YÜCE MECLİS'E BU YAKIŞIRDI

Cumhuriyetimizin 90. kuruluş yıl dönümü günlerinde kelimenin tam anlamıyla tarihi gelişmelere şahit olduk. Hani zaman her derdin ilâcıdır denir ya tam o cinsten. Önce Ahmet Kaya'ya Cumhurbaşkanlığı Kültür Sanat Büyük Ödülü verildi, ardından başörtülü milletvekilleri meclis oturumuna katıldı... Hey gidi günler, yaklaşık on beş yıl geçmiş ama daha dün gibiydi. Ahmet Kaya; bir gün Kürtçe şarkı söyleyip klip çekmek istiyorum dediğinde adeta linç girişimine maruz kalmıştı, üstelik ona en büyük tepkiyi gösterenlerin başında kendisi gibi sanatçılar vardı, ona misilleme olarak hep bir ağızdan milliyetçi şarkılar söylemişlerdi. Ardından yurt dışına çıkmış orada ölmüş, cenazesi üzerinden bile bir sürü istismarlar yapılmıştı. Ne acı ki; şarkılarını sevmeme rağmen ben de dinlememe taraftarıydım.  Bugün neredeyse Kürtçe şarkı söylemeyen yok, devletin Kürtçe yayın yapan televizyon kanalı var. Milletvekili Merve Kavakçı başı örtülü olarak meclise geldiğinde yer yerinden oynamış, özellikle DSP'li vekillerin çok sert protestosuna maruz kalmış, Bülent Ecevit özetle; ''burası devlete meydan okuma yeri değil, bu hanıma haddini bildirin'' demiş ve yemin edemeden meclisi terk etmek zorunda bırakılmış, başka da sebeplerle milletvekilliği düşmüş, haddini bilmişti.

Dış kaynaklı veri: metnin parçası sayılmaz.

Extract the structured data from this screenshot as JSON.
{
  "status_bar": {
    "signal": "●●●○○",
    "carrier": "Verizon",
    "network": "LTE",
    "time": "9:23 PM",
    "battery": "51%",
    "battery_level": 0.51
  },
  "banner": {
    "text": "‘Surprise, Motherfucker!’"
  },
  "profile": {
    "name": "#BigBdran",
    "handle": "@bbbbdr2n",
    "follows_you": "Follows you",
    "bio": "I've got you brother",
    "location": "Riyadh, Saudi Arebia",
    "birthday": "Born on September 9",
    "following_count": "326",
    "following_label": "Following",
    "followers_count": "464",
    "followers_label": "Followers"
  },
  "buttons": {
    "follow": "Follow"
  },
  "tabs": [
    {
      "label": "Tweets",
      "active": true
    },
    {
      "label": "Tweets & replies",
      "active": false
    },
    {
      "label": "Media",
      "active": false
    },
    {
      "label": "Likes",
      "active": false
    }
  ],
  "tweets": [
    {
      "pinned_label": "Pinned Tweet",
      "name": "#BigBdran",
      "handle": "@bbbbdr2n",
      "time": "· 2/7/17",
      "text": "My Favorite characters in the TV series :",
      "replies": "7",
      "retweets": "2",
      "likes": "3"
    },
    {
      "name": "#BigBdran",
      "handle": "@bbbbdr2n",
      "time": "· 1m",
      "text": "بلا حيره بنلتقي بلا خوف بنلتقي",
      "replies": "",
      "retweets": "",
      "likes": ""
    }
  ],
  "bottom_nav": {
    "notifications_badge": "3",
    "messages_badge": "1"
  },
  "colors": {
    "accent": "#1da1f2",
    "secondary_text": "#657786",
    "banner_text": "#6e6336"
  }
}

Benim tahminim şudur ki; eğer rahmetli Ecevit hayatta olsaydı bu kez aynı tepkiyi göstermez anlayışlı davranırdı. Başbakanlığının son dönemleriydi, bir yurtdışı gezisinde Fethullah Gülen okulları olarak ta bilinen Türk okullarından birini ziyaret etmiş, memnuniyetini anlatmak için okul idarecilerine; (büyük ihtimalle Genelkurmayı kastederek) ''yurda döndüğümde birileri tarafından eleştirileceğimi bilerek sizi tebrik ederim'' demişti çünkü. Kamuda başörtüsü serbestliğiyle ülke olarak sırtımızdaki bir kamburdan, istismardan kurtulduk. Karşı çıkanlar olsa da mecliste olgun davranarak kavga, çatışma beklentilerini boşa çıkaran, başta CHP'liler herkese şükran borçluyuz.

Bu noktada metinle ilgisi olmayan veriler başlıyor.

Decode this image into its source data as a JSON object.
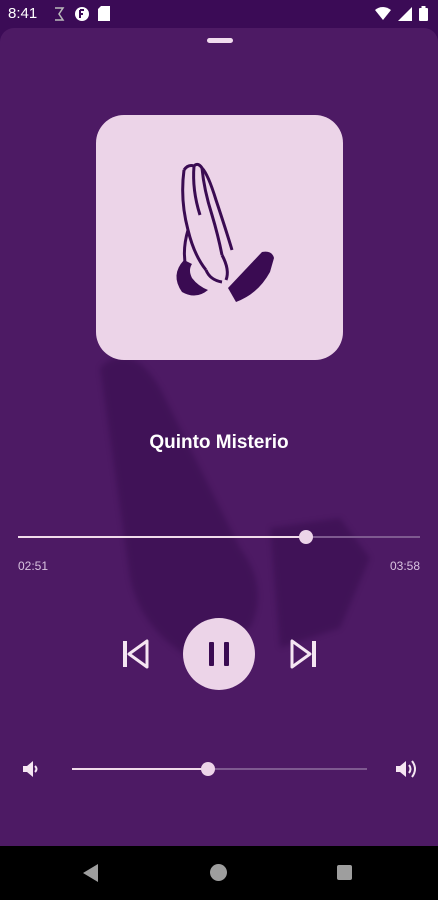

Birinci dünya savaşının ardından gelen işgal yılları ve bu işgalden kurtulmak için verdiğimiz mücadelede sen, ben, o ayrımı yapmadan hep birlikte ''biz'' dediğimiz için başarılı olduk. 1930 lu yılların sonunda başlayıp dünyayı sarsan 2. dünya savaşı ve ardından gelen işgal dalgası sınırlarımıza kadar dayanmış, Türkiye hemen herkesin zarar gördüğü bu belâdan özellikle İsmet İnönü'nün başarılı dış politikalarıyla en az zararla çıkmıştı. 80'li yılların sonlarıydı, etrafımızı adeta çevreleyen, 2. Dünya Savaşı sonrası oluşan Sovyet Cumhuriyetleri ve Doğu Avrupa ülkelerinden oluşan Doğu Blok'unda başlayan yenilik ve değişim rüzgârı dalga dalga büyüyerek tsunami şeklinde gelip sınırlarımızda Türkiye dalgakıranına çarpıp durmuştu. Komşularımızda olan bu değişim dolaylı yoldan bizi de etkilemedi değil ancak, asıl etki alanı olan ülkelerde işgaller özgürlüğe döndü, haritalar değişti, zorla parçalanan ülkeler halklar birleşti, zorla birleştirilenler kendi rızalarıyla kavgasızca ayrıldı.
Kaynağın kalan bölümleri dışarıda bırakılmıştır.